Het openbaar ministerie heeft in eerste aanleg gevorderd dat aan de betrokkene de verplichting zal worden opgelegd tot betaling van een geldbedrag aan de Staat ter ontneming van wederrechtelijk verkregen voordeel, geschat tot een bedrag van € 230.908,55.
De betrokkene is bij vonnis van de rechtbank Noord-Holland van 31 mei 2016 vrijgesproken van het tenlastegelegde.
Voorts heeft de rechtbank Noord-Holland bij vonnis van 17 januari 2017 het openbaar ministerie
niet-ontvankelijk verklaard in de vordering tot ontneming van wederrechtelijk verkregen voordeel.
Het openbaar ministerie heeft hoger beroep ingesteld tegen beide vonnissen.
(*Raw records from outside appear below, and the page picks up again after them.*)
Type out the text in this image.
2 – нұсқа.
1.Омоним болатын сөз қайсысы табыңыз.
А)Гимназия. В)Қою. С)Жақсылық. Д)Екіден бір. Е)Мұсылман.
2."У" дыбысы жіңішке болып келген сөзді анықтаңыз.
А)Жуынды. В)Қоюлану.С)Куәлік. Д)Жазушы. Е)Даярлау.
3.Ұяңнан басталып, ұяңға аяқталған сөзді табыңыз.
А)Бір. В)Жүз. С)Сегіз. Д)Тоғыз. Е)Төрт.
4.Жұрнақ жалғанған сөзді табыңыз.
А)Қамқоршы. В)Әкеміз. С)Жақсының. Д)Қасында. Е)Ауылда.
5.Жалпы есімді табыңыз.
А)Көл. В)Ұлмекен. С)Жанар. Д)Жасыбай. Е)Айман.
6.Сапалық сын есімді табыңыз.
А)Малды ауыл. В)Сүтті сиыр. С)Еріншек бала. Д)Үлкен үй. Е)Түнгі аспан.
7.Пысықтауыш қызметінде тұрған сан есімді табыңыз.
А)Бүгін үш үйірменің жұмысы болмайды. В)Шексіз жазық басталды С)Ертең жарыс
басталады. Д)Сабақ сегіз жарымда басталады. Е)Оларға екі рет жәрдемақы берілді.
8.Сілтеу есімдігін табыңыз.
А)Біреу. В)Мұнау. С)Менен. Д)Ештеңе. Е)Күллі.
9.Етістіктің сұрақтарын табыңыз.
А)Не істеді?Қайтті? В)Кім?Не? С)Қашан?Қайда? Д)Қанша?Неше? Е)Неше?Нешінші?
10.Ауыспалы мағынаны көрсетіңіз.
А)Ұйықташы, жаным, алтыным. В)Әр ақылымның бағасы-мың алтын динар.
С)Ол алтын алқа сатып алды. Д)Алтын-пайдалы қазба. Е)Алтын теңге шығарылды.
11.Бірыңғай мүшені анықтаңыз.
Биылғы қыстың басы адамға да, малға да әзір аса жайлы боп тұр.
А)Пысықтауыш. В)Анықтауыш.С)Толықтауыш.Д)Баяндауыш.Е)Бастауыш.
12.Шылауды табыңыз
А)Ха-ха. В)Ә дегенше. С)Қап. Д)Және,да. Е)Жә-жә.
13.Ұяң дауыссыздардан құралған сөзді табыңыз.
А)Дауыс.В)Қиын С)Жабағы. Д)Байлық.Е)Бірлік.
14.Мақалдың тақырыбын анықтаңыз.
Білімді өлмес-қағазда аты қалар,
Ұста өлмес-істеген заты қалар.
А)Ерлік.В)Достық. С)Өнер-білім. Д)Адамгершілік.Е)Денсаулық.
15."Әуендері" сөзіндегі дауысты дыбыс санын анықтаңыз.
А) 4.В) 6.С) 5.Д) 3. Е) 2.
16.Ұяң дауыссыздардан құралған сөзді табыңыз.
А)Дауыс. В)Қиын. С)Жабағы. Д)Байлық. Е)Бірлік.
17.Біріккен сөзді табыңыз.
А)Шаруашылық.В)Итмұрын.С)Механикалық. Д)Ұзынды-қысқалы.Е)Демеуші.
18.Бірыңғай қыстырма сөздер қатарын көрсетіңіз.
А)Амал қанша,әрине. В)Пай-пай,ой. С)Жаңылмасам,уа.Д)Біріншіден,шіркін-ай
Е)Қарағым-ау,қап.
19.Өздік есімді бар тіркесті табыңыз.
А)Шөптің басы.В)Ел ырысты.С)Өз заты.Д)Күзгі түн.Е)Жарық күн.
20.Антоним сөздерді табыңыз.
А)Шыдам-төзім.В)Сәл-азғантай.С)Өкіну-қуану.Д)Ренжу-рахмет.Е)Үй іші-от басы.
De betrokkene is bij arrest van het gerechtshof Amsterdam van 21 mei 2019 veroordeeld ter zake van witwassen.

Onderzoek van de zaak

Dit arrest is gewezen naar aanleiding van het onderzoek ter terechtzitting in hoger beroep van 30 maart 2021 en, overeenkomstig het bepaalde bij artikel 422, tweede lid, van het Wetboek van Strafvordering, naar aanleiding van het onderzoek ter terechtzitting in eerste aanleg.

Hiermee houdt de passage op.